Bu kitapta, ifade özgürlüğü ile nefret söylemi, suç ile söylem arasındaki ilişki; Türkiye'nin değişmeyen ötekileri; etnik, dinî ve cinsiyet temelli ayrımcılığın türleri ve boyutları; nefret söyleminin ardındaki toplumsal ve tarihî nedenler; yeni bir dilin hangi temelde ve hangi araçlarla kurulabileceği; farklı temalardaki medya izleme çalışmalarında neler gözlemlendiği; gazeteciliğin içinden bakıldığında meselenin nasıl göründüğü gibi, ancak çeşitli disiplinlerden uzmanların katkılarıyla kavranabilecek ve yanıt aranabilecek birçok mesele ve soru ele alınıyor.
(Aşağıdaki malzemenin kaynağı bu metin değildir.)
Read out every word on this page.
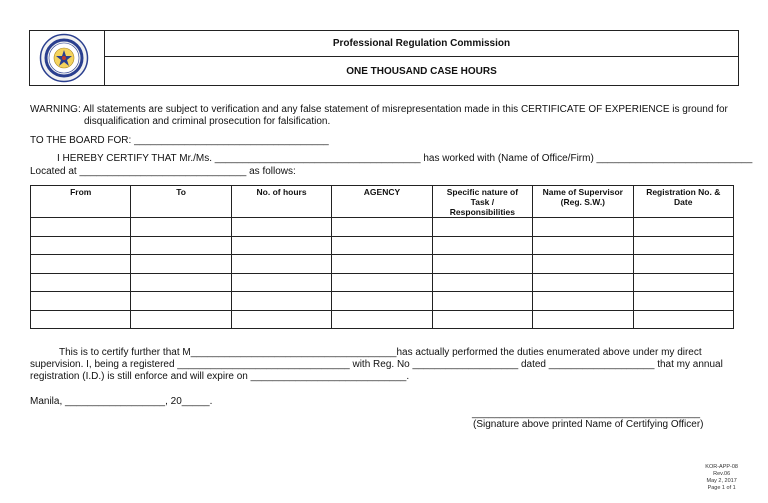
Professional Regulation Commission
ONE THOUSAND CASE HOURS
WARNING: All statements are subject to verification and any false statement of misrepresentation made in this CERTIFICATE OF EXPERIENCE is ground for
disqualification and criminal prosecution for falsification.
TO THE BOARD FOR: ___________________________________
I HEREBY CERTIFY THAT Mr./Ms. _____________________________________ has worked with (Name of Office/Firm) ____________________________
Located at ______________________________ as follows:
From	To	No. of hours	AGENCY	Specific nature of Task / Responsibilities	Name of Supervisor (Reg. S.W.)	Registration No. & Date

This is to certify further that M_____________________________________has actually performed the duties enumerated above under my direct
supervision. I, being a registered _______________________________ with Reg. No ___________________ dated ___________________ that my annual
registration (I.D.) is still enforce and will expire on ____________________________.
Manila, __________________, 20_____.
_________________________________________
(Signature above printed Name of Certifying Officer)
KOR-APP-08
Rev.06
May 2, 2017
Page 1 of 1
Okuyacağınız tüm makaleler, Hrant Dink Vakfı'nın on yıldır işaret etmekte olduğu 'nefret söylemi' meselesini toplumsal ve tarihsel bir bağlama oturtuyor. Nefret söylemini, farklı disiplinlerin perspektifinden, çok çeşitli boyutlarıyla ele alan bu makalelerin, meselenin anlaşılmasına ve nefret diliyle mücadeleye katkı sunarak, bir arada yaşama umudunu güçlendirmesini diliyoruz.
Israrla, yılmadan söylediğimiz ve söylemeye devam edeceğimiz gibi, #YeniBirDilİçin #NefretSöylemineHayır.